Berkshire Hathaway de Warren Buffett fait partie d’une poignée d’entreprises à recevoir le score le plus bas possible sur l’action climatique pour une deuxième année consécutive d’un groupe d’investisseurs avec 68 milliards de dollars sous gestion.
L’analyse de 166 entreprises par l’influent Groupe Action Climat 100+, qui compte plus de 600 investisseurs mondiaux parmi ses signataires, a constaté que si davantage d’entreprises s’étaient engagées à réduire leur empreinte, le rythme des progrès était médiocre.
Le score le plus bas possible a été attribué à huit entreprises, dont Saudi Aramco, un nouvel entrant dans l’indice de référence, avec Berkshire Hathaway et le plus grand constructeur automobile chinois SAIC Motor parmi les quatre qui se trouvaient dans la catégorie inférieure pour la deuxième année consécutive.
Berkshire n’a pas répondu à une demande de commentaire, mais Buffett a toujours rejeté la pression des investisseurs pour divulguer le risque climatique du groupe.
Plus loin sur l’échelle, seules neuf entreprises s’étaient engagées à aligner leurs dépenses en capital sur des objectifs à long terme de réduction des émissions de gaz à effet de serre, contre six dans le rapport annuel précédent.
“Il y a des entreprises dans l’indice de référence qui ont fait très peu de progrès sur l’un des indicateurs et c’est certainement remarquable”, a déclaré Stephanie Maier, responsable mondiale de l’investissement durable et à impact chez GAM Investments et présidente du comité directeur mondial CA100+.
Seulement 26 entreprises, soit moins d’un cinquième, avaient fixé un objectif de zéro net à court terme de 2025 ou plus tôt qui couvrait l’essentiel de leurs émissions. C’était une amélioration par rapport au petit groupe de cinq qui l’avait fait un an plus tôt.
Environ les deux tiers des entreprises analysées s’étaient fixé des objectifs pour atteindre zéro émission nette d’ici 2050.
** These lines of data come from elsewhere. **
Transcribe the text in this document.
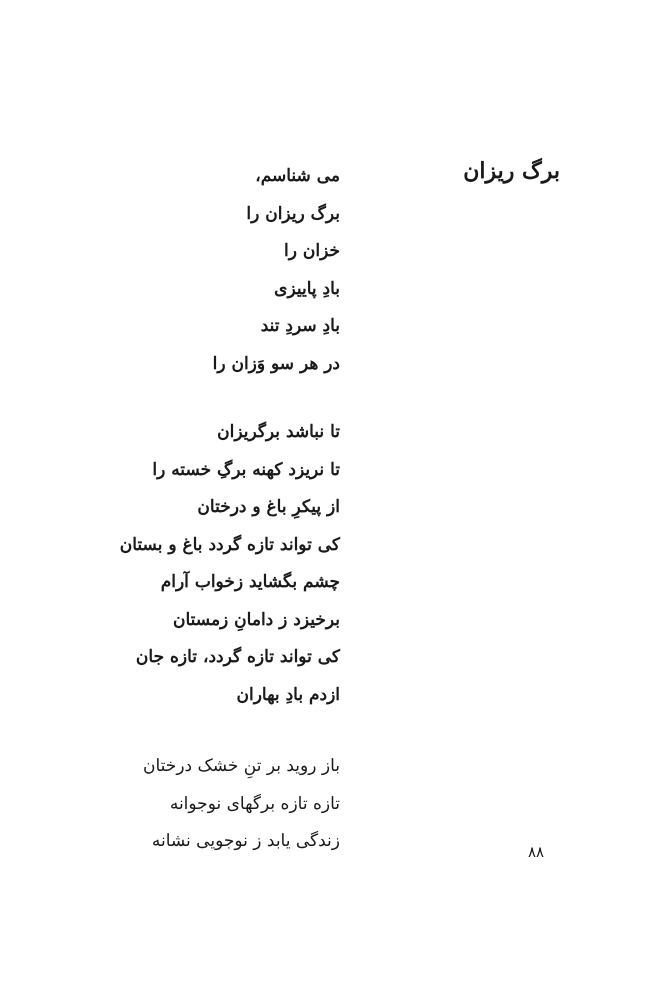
برگ ریزان
می شناسم،
برگ ریزان را
خزان را
بادِ پاییزی
بادِ سردِ تند
در هر سو وَزان را
تا نباشد برگریزان
تا نریزد کهنه برگِ خسته را
از پیکرِ باغ و درختان
کی تواند تازه گردد باغ و بستان
چشم بگشاید زخواب آرام
برخیزد ز دامانِ زمستان
کی تواند تازه گردد، تازه جان
ازدم بادِ بهاران
باز روید بر تنِ خشک درختان
تازه تازه برگهای نوجوانه
زندگی یابد ز نوجویی نشانه
۸۸
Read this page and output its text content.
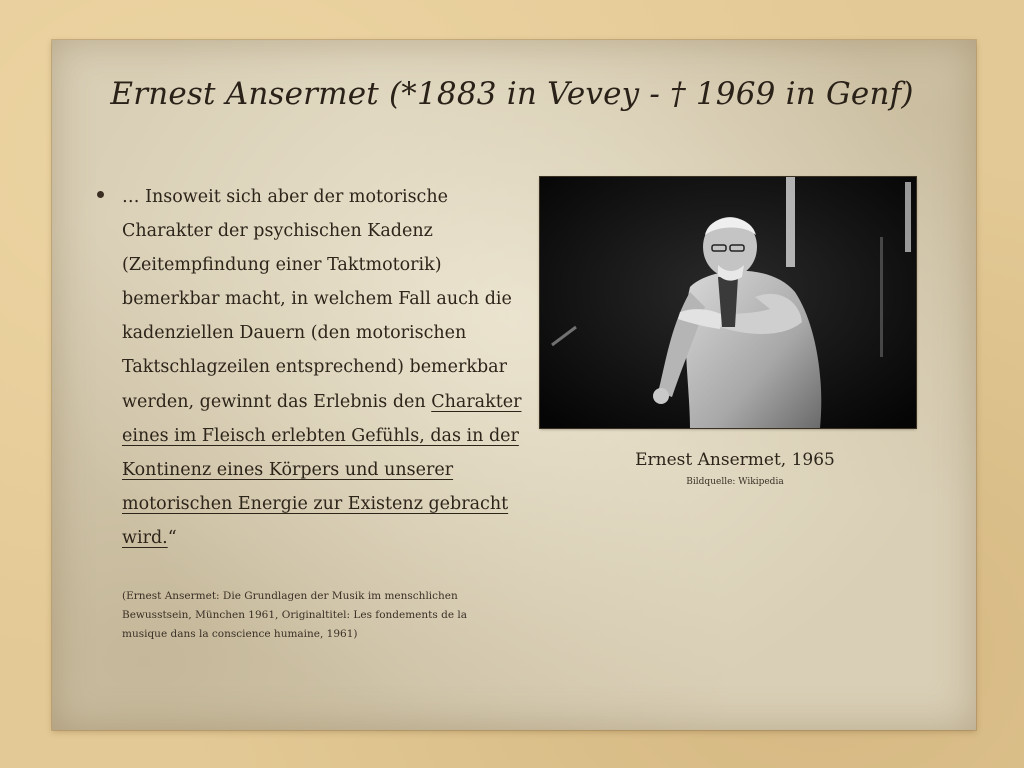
Ernest Ansermet (*1883 in Vevey - † 1969 in Genf)

… Insoweit sich aber der motorische Charakter der psychischen Kadenz (Zeitempfindung einer Taktmotorik) bemerkbar macht, in welchem Fall auch die kadenziellen Dauern (den motorischen Taktschlagzeilen entsprechend) bemerkbar werden, gewinnt das Erlebnis den Charakter eines im Fleisch erlebten Gefühls, das in der Kontinenz eines Körpers und unserer motorischen Energie zur Existenz gebracht wird.“

(Ernest Ansermet: Die Grundlagen der Musik im menschlichen Bewusstsein, München 1961, Originaltitel: Les fondements de la musique dans la conscience humaine, 1961)

Ernest Ansermet, 1965
Bildquelle: Wikipedia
Alors que de nombreuses entreprises avaient finalement mis en place une surveillance des risques climatiques au niveau du conseil d’administration l’année dernière, les objectifs à court terme et les plans de livraison détaillés faisaient défaut, a déclaré Maier.
“Je m’attends certainement à ce que la prochaine saison des assemblées générales annuelles soit celle où nous verrons les investisseurs tenir compte de l’endroit où ces entreprises sont arrivées ou non”, a-t-elle déclaré. “Où [GAM] considère que les risques climatiques ne sont pas pris en compte, nous pouvons tenir les administrateurs individuels responsables.
En Amérique du Nord en 2021, plus de 30 résolutions liées au climat ont été déposées pour examen lors de l’assemblée générale annuelle par les signataires du CA100+. Plusieurs ont été couronnés de succès, notamment une proposition des actionnaires de General Electric relative à la réduction des émissions de sa chaîne d’approvisionnement.
Jusqu’à présent cette année, plus de 45 résolutions ont été déposées. Cela inclut un à Berkshire Hathaway, en tant que propriétaire d’entreprises dans des secteurs fortement exposés au risque de changement climatique tels que les groupes d’assurance et ferroviaires.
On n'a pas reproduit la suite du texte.